- Relator(a)
- Ministra Laurita Vaz
- Órgão julgador
- Sexta Turma
- Data do julgamento
- 20/03/2023
- Data de publicação
- 29/03/2023
STJ – Acórdão, Rel. Ministra Laurita Vaz, Sexta Turma, j. 20/03/2023, p. 29/03/2023
AGRAVO REGIMENTAL NO RECURSO ESPECIAL. PENAL. ESTUPRO DE VULNERÁVEL. ALEGAÇÃO DE ERRO DE TIPO. INCIDÊNCIA DA SÚMULA N. 7/STJ. FUNDAMENTO DA DECISÃO AGRAVADA SOBRE O QUAL RECAIU A PRECLUSÃO. ABSOLVIÇÃO. IMPOSSIBILIDADE. PRESUNÇÃO ABSOLUTA DE VIOLÊNCIA. VÍTIMA MENOR DE 14 ANOS. CONSENTIMENTO E RELAÇÃO AMOROSA. IRRELEVÂNCIA. SÚMULA N. 593/STJ. DISSÍDIO JURISPRUDENCIAL NÃO DEMONSTRADO. AGRAVO REGIMENTAL PARCIALMENTE CONHECIDO E, NESSA EXTENSÃO, DESPROVIDO. 1. Não foi impugnada a conclusão da decisão agravada relativa à incidência da Súmula n. 7/STJ no tocante ao alegado erro de tipo.
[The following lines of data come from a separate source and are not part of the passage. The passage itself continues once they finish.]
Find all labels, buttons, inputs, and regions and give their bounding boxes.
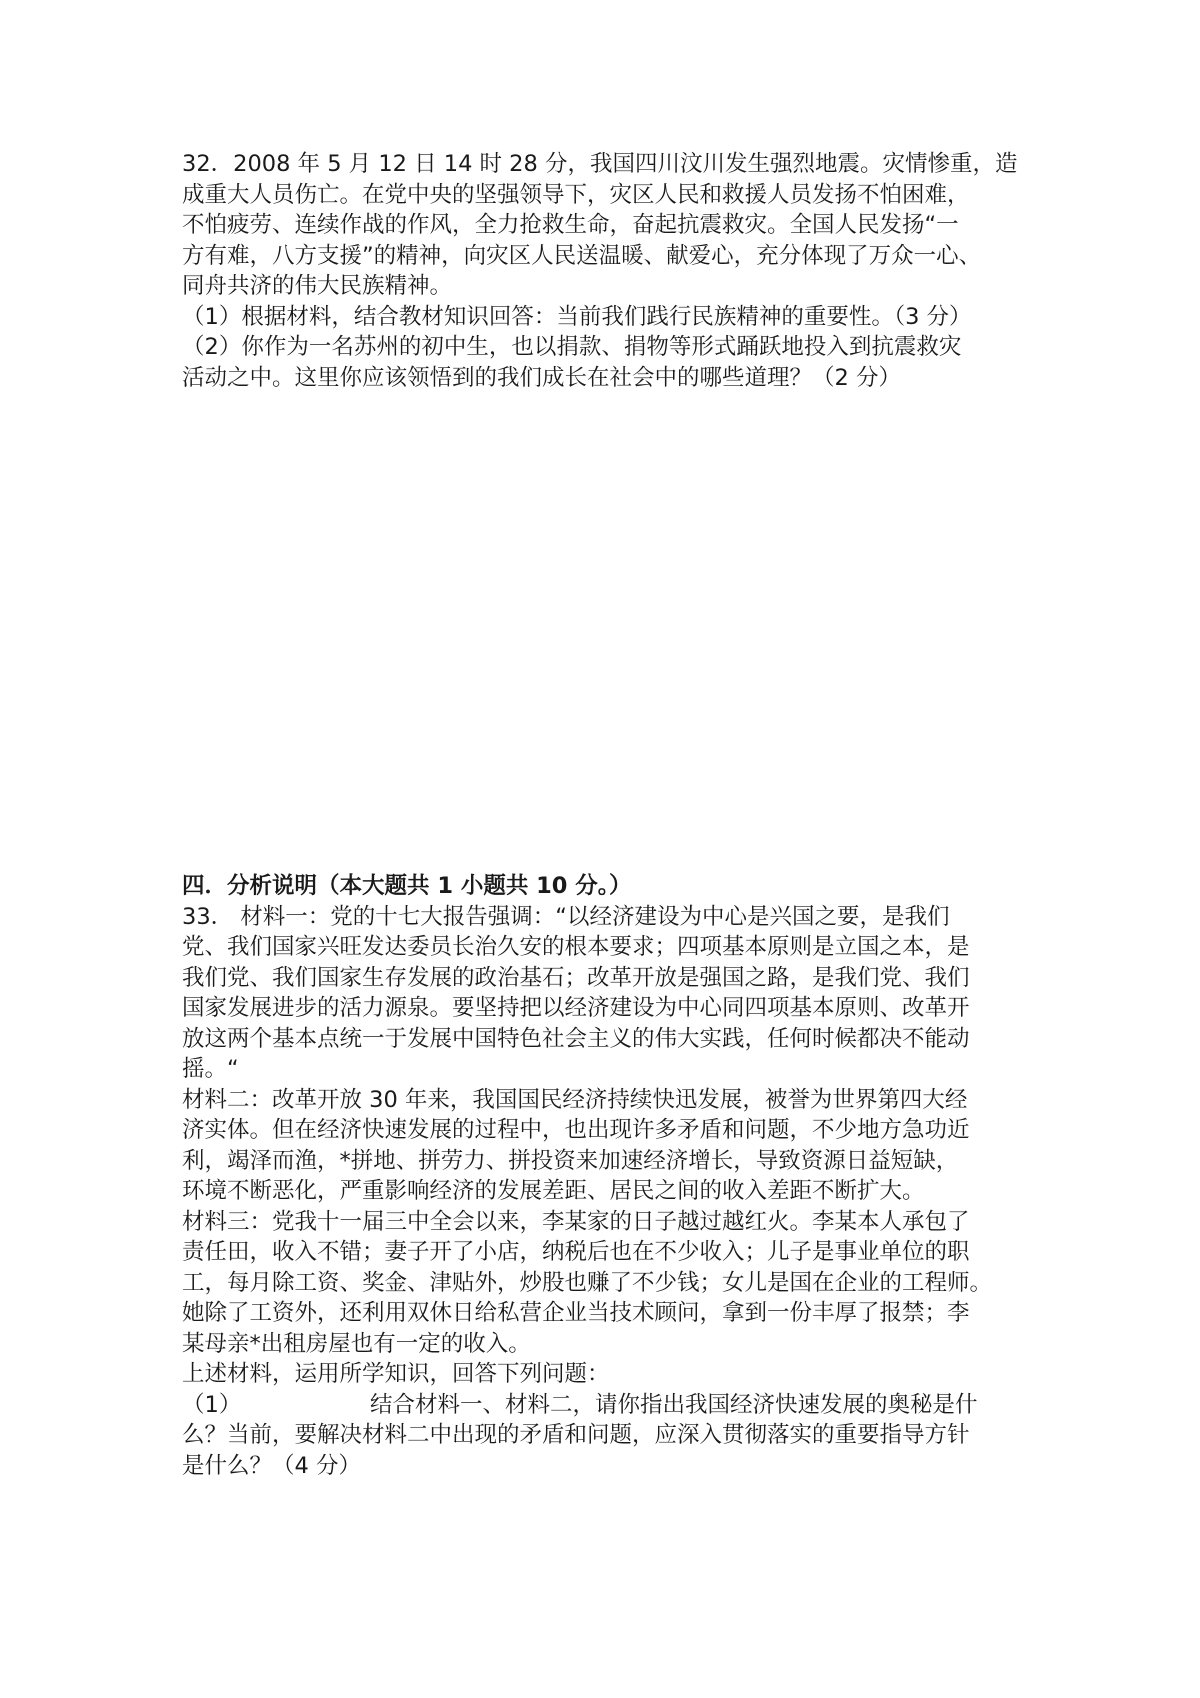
q32-stem-line: 同舟共济的伟大民族精神。 [182,273,453,299]
q32-stem-line: 不怕疲劳、连续作战的作风，全力抢救生命，奋起抗震救灾。全国人民发扬“一 [182,212,959,238]
q33-material-3-line: 她除了工资外，还利用双休日给私营企业当技术顾问，拿到一份丰厚了报禁；李 [182,1300,970,1326]
question-32 [182,149,1042,393]
q32-stem-line: 成重大人员伤亡。在党中央的坚强领导下，灾区人民和救援人员发扬不怕困难， [182,181,970,208]
q33-material-3-line: 工，每月除工资、奖金、津贴外，炒股也赚了不少钱；女儿是国在企业的工程师。 [182,1269,993,1296]
q33-material-1-line: 放这两个基本点统一于发展中国特色社会主义的伟大实践，任何时候都决不能动 [182,1025,970,1052]
q33-material-1-line: 33． 材料一：党的十七大报告强调：“以经济建设为中心是兴国之要，是我们 [182,903,950,930]
q32-stem-line: 32．2008 年 5 月 12 日 14 时 28 分，我国四川汶川发生强烈地震。灾情惨重，造 [182,151,1018,177]
q33-material-1-line: 国家发展进步的活力源泉。要坚持把以经济建设为中心同四项基本原则、改革开 [182,995,970,1021]
q33-subquestion-1-line: 是什么？（4 分） [182,1452,361,1479]
q33-subquestion-1-line: （1） 结合材料一、材料二，请你指出我国经济快速发展的奥秘是什 [182,1391,978,1418]
q32-subquestion-2-line: 活动之中。这里你应该领悟到的我们成长在社会中的哪些道理？（2 分） [182,364,901,391]
section-4 [182,871,1042,1481]
q33-material-3-line: 某母亲*出租房屋也有一定的收入。 [182,1330,531,1357]
q33-material-2-line: 济实体。但在经济快速发展的过程中，也出现许多矛盾和问题，不少地方急功近 [182,1117,970,1143]
q33-material-2 [182,1085,1042,1207]
q32-stem-line: 方有难，八方支援”的精神，向灾区人民送温暖、献爱心，充分体现了万众一心、 [182,242,982,269]
q33-material-1 [182,902,1042,1085]
q33-material-1-line: 党、我们国家兴旺发达委员长治久安的根本要求；四项基本原则是立国之本，是 [182,934,970,960]
q33-material-2-line: 环境不断恶化，严重影响经济的发展差距、居民之间的收入差距不断扩大。 [182,1178,925,1204]
section-4-heading: 四．分析说明（本大题共 1 小题共 10 分。） [182,873,632,899]
q33-material-2-line: 利，竭泽而渔，*拼地、拼劳力、拼投资来加速经济增长，导致资源日益短缺， [182,1147,959,1174]
q33-subquestion-1-line: 么？当前，要解决材料二中出现的矛盾和问题，应深入贯彻落实的重要指导方针 [182,1422,970,1448]
q32-subquestion-1: （1）根据材料，结合教材知识回答：当前我们践行民族精神的重要性。（3 分） [182,303,972,330]
q33-prompt: 上述材料，运用所学知识，回答下列问题： [182,1361,610,1387]
q33-material-1-line: 摇。“ [182,1056,239,1082]
q33-material-3 [182,1207,1042,1360]
q33-material-1-line: 我们党、我们国家生存发展的政治基石；改革开放是强国之路，是我们党、我们 [182,964,970,991]
q33-material-3-line: 责任田，收入不错；妻子开了小店，纳税后也在不少收入；儿子是事业单位的职 [182,1239,970,1265]
q33-material-2-line: 材料二：改革开放 30 年来，我国国民经济持续快迅发展，被誉为世界第四大经 [182,1086,968,1113]
q33-subquestion-1 [182,1390,1042,1482]
q33-material-3-line: 材料三：党我十一届三中全会以来，李某家的日子越过越红火。李某本人承包了 [182,1208,970,1235]
q32-subquestion-2-line: （2）你作为一名苏州的初中生，也以捐款、捐物等形式踊跃地投入到抗震救灾 [182,334,962,360]
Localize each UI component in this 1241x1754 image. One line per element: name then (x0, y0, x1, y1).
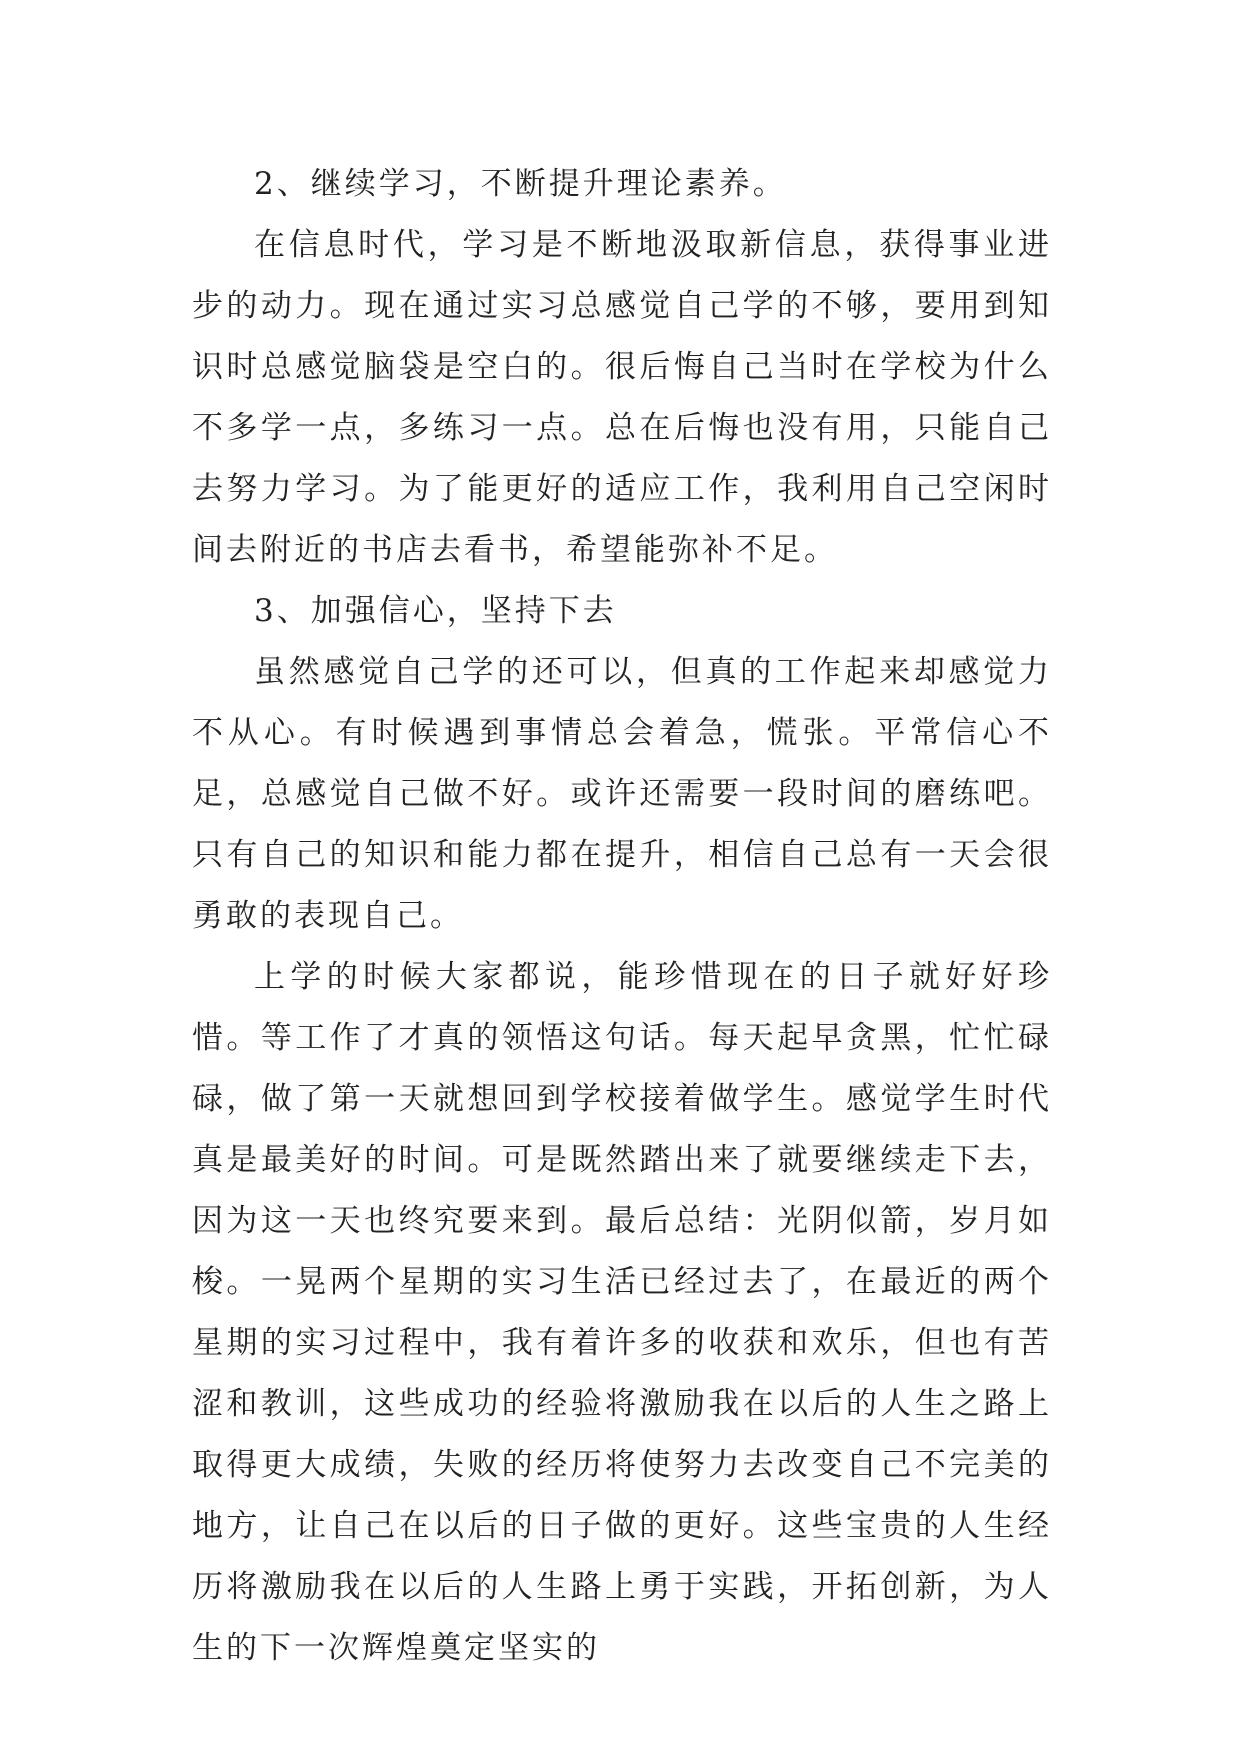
paragraph-summary: 上学的时候大家都说，能珍惜现在的日子就好好珍惜。等工作了才真的领悟这句话。每天起早贪黑，忙忙碌碌，做了第一天就想回到学校接着做学生。感觉学生时代真是最美好的时间。可是既然踏出来了就要继续走下去，因为这一天也终究要来到。最后总结：光阴似箭，岁月如梭。一晃两个星期的实习生活已经过去了，在最近的两个星期的实习过程中，我有着许多的收获和欢乐，但也有苦涩和教训，这些成功的经验将激励我在以后的人生之路上取得更大成绩，失败的经历将使努力去改变自己不完美的地方，让自己在以后的日子做的更好。这些宝贵的人生经历将激励我在以后的人生路上勇于实践，开拓创新，为人生的下一次辉煌奠定坚实的 (192, 959, 1052, 1666)
document-page (192, 154, 1052, 1679)
paragraph-confidence: 虽然感觉自己学的还可以，但真的工作起来却感觉力不从心。有时候遇到事情总会着急，慌张。平常信心不足，总感觉自己做不好。或许还需要一段时间的磨练吧。只有自己的知识和能力都在提升，相信自己总有一天会很勇敢的表现自己。 (192, 654, 1052, 934)
section-heading-2: 2、继续学习，不断提升理论素养。 (254, 166, 787, 202)
paragraph-learning: 在信息时代，学习是不断地汲取新信息，获得事业进步的动力。现在通过实习总感觉自己学的不够，要用到知识时总感觉脑袋是空白的。很后悔自己当时在学校为什么不多学一点，多练习一点。总在后悔也没有用，只能自己去努力学习。为了能更好的适应工作，我利用自己空闲时间去附近的书店去看书，希望能弥补不足。 (192, 227, 1052, 568)
section-heading-3: 3、加强信心，坚持下去 (254, 593, 617, 629)
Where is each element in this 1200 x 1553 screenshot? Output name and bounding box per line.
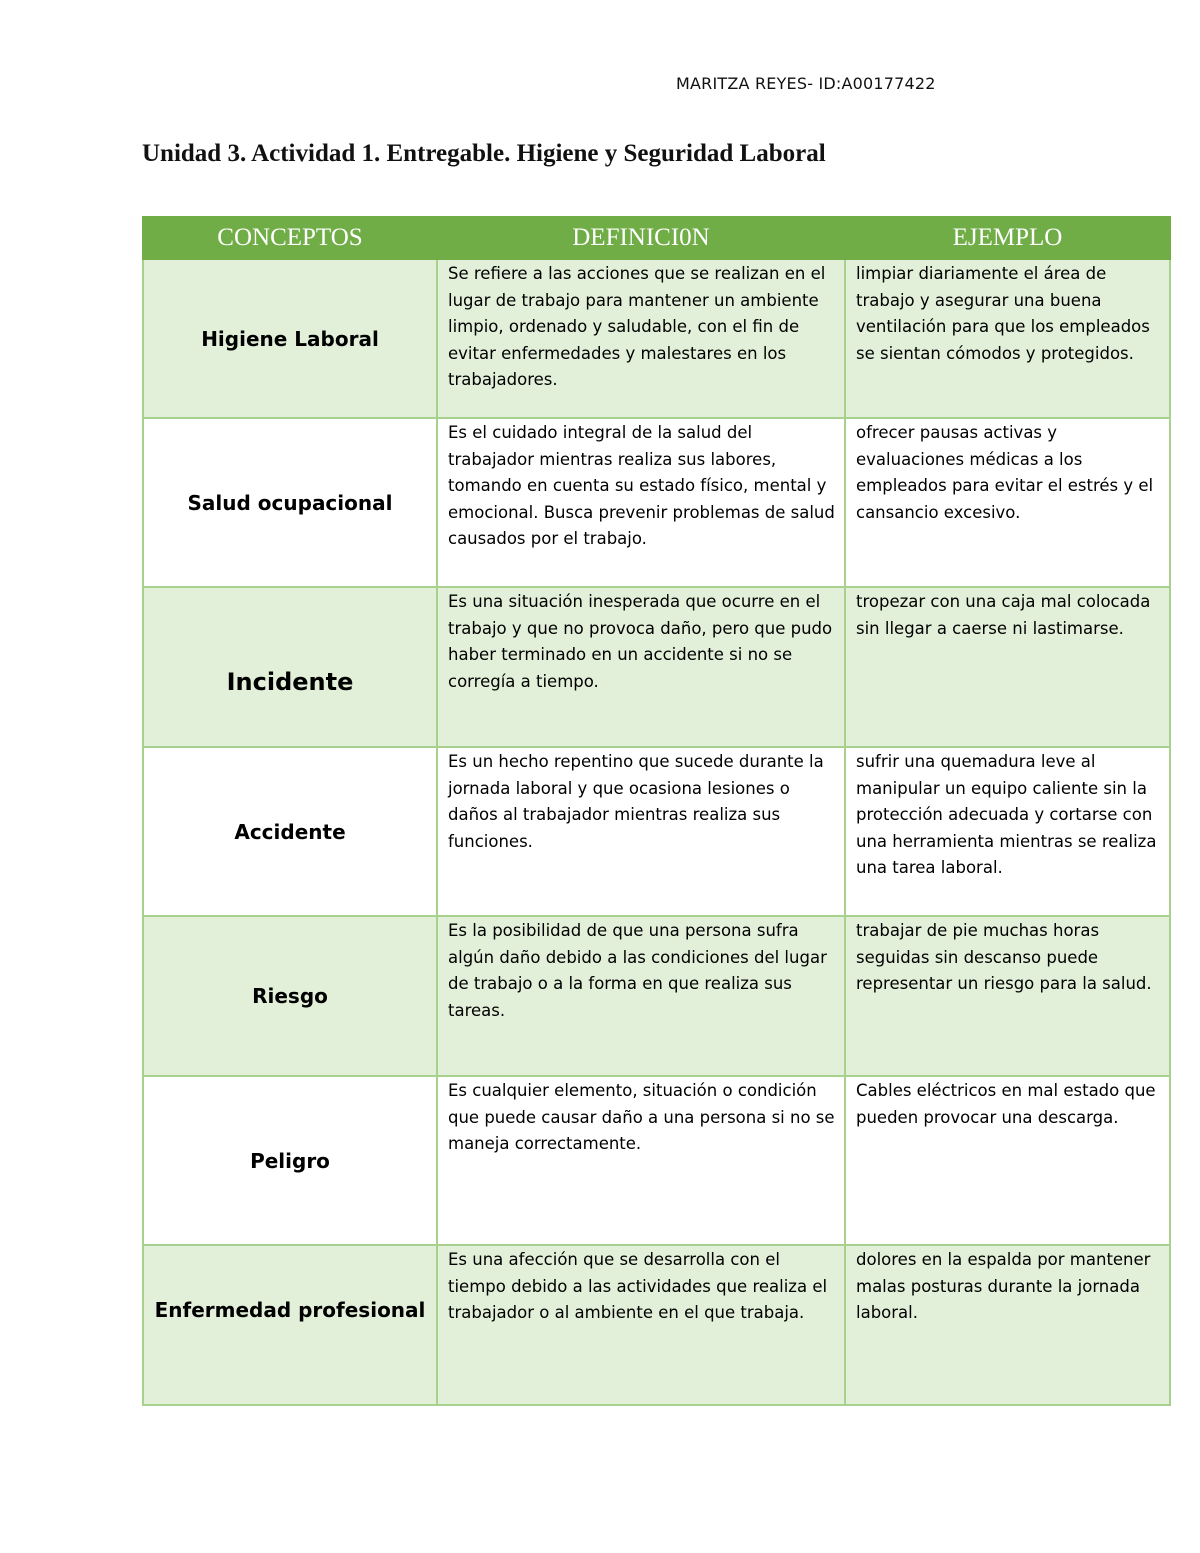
column-header-ejemplo: EJEMPLO <box>845 217 1170 259</box>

Portanto, quanto a esse ponto incide a preclusão. 2. No caso, o Réu foi condenado por estupro de vulnerável porque manteve relações sexuais com a Vítima que, à época dos fatos, contava com 12 anos de idade, o que encontra respaldo na jurisprudência desta Corte Superior de Justiça, materializada na Súmula n. 593/STJ. 3. O fato de o Acusado ter mantido namoro com a Ofendida, quando essa contava tão somente 12 anos de idade, apenas reforça o contexto de sexualização precoce no qual se encontra inserida. 4. A demonstração do dissídio jurisprudencial não se contenta com meras transcrições de ementas, tal como ocorreu no presente caso, sendo absolutamente indispensável o cotejo analítico, de sorte a demonstrar a devida similitude fática entre os julgados confrontado. 5. Agravo regimental parcialmente conhecido e, nessa extensão, desprovido. (AgRg no REsp n. 1.971.992/SC, relatora Ministra Laurita Vaz, Sexta Turma, julgado em 20/3/2023, DJe de 29/3/2023.)